Ready, Fire, Aim!
Hits and misses from around Missouri newspapers, blogs, and elsewhere today:
- Education Week has a story on how the increased enrollment in charter schools across the country has hurt enrollment at Catholic schools. We have certainly seen this in St. Louis, with the controversial decision to close several city parishes and schools in recent years. I think this is one of the things that just happens. As parents get a less expensive (free), quality option for their children’s educations, many low-income people are going to take that. Change is often good, but nobody said it was always easy.
- The Arch City Chronicle is reporting about a bill that would take away the driver’s licenses of teenagers not in school. While I certainly understand the use of incentives to keep kids in school, and none is more powerful than a driver’s license, I would recommend to you Eric Dixon’s post the other day on unintended consequences. A fairly obvious unintended consequence of this bill would be to limit the employment opportunities for teenagers who have left school. It would be limited to jobs along public transit routes, which don’t require a car. Now, that may be a decent number of jobs, but further limiting opportunities for people who are already limiting their own opportunities might not be such a good thing.
- Missourinet has a story on the Missouri House of Representatives moving to restore the deductibility of property taxes for outstate taxpayers who work in Missouri. This is an excellent, and unanimous, move by the House, and if it passes overall it will head off retaliatory moves by other states.
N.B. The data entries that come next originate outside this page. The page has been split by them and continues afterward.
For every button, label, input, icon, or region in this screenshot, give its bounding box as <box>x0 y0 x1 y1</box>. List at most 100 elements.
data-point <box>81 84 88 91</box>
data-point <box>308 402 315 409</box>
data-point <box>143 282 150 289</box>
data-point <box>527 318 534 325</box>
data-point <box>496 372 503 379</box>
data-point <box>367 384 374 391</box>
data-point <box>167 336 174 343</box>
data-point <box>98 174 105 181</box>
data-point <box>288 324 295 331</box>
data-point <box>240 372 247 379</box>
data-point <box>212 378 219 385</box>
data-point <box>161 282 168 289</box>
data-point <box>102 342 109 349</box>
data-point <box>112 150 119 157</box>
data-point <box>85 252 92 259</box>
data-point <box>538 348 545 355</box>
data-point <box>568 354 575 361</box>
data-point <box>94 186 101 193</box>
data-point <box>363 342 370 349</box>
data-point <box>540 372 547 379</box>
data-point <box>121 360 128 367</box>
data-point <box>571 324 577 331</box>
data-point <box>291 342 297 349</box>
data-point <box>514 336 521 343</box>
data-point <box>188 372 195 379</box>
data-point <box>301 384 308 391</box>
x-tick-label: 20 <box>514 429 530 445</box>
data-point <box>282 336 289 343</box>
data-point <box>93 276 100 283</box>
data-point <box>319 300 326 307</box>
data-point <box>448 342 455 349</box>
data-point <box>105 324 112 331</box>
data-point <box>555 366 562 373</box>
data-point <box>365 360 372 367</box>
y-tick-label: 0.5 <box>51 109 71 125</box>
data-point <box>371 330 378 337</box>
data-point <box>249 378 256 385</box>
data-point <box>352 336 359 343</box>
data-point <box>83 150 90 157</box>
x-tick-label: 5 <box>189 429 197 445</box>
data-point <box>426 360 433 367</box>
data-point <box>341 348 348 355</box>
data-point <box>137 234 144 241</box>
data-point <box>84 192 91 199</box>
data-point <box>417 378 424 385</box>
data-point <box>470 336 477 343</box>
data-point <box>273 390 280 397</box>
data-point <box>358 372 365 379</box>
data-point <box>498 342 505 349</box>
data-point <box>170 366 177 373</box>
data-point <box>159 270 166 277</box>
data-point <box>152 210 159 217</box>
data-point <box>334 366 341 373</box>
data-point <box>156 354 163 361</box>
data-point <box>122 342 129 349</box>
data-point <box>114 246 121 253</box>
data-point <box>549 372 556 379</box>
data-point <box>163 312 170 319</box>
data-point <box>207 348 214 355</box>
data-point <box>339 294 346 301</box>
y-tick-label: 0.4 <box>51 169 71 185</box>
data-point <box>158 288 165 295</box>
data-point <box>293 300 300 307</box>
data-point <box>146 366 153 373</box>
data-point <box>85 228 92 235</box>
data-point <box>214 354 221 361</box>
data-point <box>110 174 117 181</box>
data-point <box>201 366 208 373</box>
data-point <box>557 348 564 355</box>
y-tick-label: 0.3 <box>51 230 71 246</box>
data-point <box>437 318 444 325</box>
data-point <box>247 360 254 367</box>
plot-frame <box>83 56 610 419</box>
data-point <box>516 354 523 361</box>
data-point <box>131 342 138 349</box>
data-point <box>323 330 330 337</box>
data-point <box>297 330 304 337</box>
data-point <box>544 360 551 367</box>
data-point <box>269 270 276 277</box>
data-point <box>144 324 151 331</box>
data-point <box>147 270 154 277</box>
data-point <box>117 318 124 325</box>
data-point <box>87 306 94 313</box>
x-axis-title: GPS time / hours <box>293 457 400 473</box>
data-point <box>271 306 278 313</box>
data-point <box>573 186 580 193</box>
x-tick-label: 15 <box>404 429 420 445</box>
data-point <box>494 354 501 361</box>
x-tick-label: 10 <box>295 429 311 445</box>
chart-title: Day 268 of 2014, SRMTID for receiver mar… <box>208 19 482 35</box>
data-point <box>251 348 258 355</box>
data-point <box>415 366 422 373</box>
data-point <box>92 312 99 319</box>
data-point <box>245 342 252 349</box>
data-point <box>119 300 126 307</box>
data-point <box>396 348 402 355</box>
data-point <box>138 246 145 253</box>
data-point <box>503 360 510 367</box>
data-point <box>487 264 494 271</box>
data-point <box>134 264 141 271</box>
This is very important to me, because I commute here to work from Singapore.
- Finally, in a contender for stupidest idea of the year, the Post-Dispatch is reporting that Illinois is considering lowering its voting age to 17. However, an even worse idea is contained within the article:
Alex Koroknay-Palicz, executive director of the D.C.-based National Youth Rights Association, said his group is pushing for the voting age to be 16 across the country.
"(They’re) informed, active and intelligent, and they deserve a voice in our democracy just as much as everyone else," he said.
Koroknay-Palicz said 16- and 17-year-olds are typically more stable than an 18-year-old. Eighteen-year-olds have more on their plate — starting college, getting a job or moving away from home, he said.
"The trouble is, though, that when you give people the right to vote at 18, it’s actually a bad time to start voting because you’re going off to college or getting on with your life," Koroknay-Palicz said.
Seriously, is this a joke? Is there really a National Youth Rights Association? How are they funded? Do they get an allowance from other lobbying groups? As for being informed, active, and intelligent, when I was 16 I was none of the three, and I now work at a think tank!
If you don’t have a voice in how your own house is run, you don’t need a voice in how the country is run. This guy’s statements remind me of the end of Wild In The Streets, after the 20-year-old dictator insults a kid, and the 10-year old looks in the camera and says, "We’re gonna kill everyone over 12." (And yes, I deserve enormous praise for not only being able to reference this camp classic, but to paraphrase it from memory despite only seeing it once about 15 years ago.)
Alex’s statements just get more absurd. His arguments that 18 is a bad time to start voting could just as easily serve as a reason to take voting rights away from senior citizens. Switch "…starting college, getting a job, or moving away from home," to "retiring, collecting social security, and moving into an assisted care facility," and wham!, it now makes the point that there is too much change in your 70s for you to vote. Just unbelievable.